As I zoomed through the aid station again (35k), Brian Callejas from Fremont caught up to me and we tackled the French Trail together. This was Brian's second 50k ever, and he was doing great! Clearly his cycling and short course running was keeping him very fit. He meticulously asked me about anything he could learn, and was happy to ease up the pace if a long answer was required. I loved that he had so much energy!
|(More French Trail!)|
|(Another great "mistake" shot! I think that's Shiran Kochavi)|
|(Heading down from the aid station to the French Trail)|
|(I'll take a double double French Trail, please)|
The last 10k was very hot and exposed, and Brian and I caught a few runners along the way as we picked up the pace to get to the shady parts. Shiran Kochavi was still looking good, but in need of water, as was Oakland's Barry Smith. Barry had just run the Pikes Peak Marathon LAST SUNDAY, and Brian and I were very impressed this 52-year-old was running at all! He let us know there had been a few drops, as well as few people kicking down to 30k once the heat started, and we were likely in 2nd and 3rd place.

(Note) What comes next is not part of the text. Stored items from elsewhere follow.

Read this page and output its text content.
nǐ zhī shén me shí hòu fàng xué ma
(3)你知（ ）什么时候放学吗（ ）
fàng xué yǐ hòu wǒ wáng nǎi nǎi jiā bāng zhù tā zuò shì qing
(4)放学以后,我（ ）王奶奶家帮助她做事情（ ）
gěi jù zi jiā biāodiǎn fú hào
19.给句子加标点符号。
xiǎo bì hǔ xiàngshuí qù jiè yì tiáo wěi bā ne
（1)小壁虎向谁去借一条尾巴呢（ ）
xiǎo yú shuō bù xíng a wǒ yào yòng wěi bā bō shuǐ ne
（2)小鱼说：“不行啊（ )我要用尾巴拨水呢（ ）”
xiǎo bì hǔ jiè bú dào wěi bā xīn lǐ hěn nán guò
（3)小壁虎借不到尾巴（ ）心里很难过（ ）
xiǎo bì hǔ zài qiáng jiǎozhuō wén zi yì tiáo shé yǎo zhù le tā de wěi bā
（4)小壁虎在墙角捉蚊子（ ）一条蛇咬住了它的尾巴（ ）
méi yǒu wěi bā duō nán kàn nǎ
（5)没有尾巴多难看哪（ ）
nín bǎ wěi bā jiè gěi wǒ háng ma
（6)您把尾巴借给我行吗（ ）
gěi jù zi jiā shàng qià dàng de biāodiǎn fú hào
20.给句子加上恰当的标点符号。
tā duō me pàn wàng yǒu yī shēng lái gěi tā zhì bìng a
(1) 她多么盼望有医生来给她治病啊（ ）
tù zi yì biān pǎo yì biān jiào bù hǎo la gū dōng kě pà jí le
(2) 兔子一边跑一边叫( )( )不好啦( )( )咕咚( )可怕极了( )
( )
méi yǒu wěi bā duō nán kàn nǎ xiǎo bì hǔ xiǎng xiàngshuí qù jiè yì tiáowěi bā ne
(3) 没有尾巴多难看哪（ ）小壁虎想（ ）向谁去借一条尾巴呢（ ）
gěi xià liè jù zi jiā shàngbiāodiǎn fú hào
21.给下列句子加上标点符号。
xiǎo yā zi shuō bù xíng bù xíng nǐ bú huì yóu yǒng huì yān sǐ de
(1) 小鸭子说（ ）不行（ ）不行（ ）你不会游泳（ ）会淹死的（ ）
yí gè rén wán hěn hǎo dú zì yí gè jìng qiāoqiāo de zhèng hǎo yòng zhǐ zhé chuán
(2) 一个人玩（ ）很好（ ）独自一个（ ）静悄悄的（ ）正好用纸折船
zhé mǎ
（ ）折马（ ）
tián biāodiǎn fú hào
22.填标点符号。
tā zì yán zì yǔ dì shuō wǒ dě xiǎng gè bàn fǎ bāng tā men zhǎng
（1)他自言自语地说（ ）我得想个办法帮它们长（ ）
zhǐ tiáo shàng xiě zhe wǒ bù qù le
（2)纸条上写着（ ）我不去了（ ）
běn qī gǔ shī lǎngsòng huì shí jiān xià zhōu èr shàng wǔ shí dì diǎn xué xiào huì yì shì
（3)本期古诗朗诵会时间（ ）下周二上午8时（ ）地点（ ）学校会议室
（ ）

David La Duc was certainly out of reach at this point, but the rest of the podium was empty! Go as fast as you can without exceeding 150 bpm! The perfect 100-miler training.
|(Trail trolls planted these waist-high bastards everywhere)|
I felt great at the finish, knowing I could go all day at this pace. I have more mountains to climb this week before the big day in Utah, but my confidence is up. On top of it all, I have a solid foundation of gratitude knowing that our roots will continue to deepen in Woodside, CA. These are the very same trails where I ran my first casual exploratory one mile trail run in 2001, my first trail race in 2002, and my first ultra in 2005. Deep roots allow you to reach for the skies, yes? And so to the skies we shall run...
Thanks to Sarah and the PCTR crew for a great day!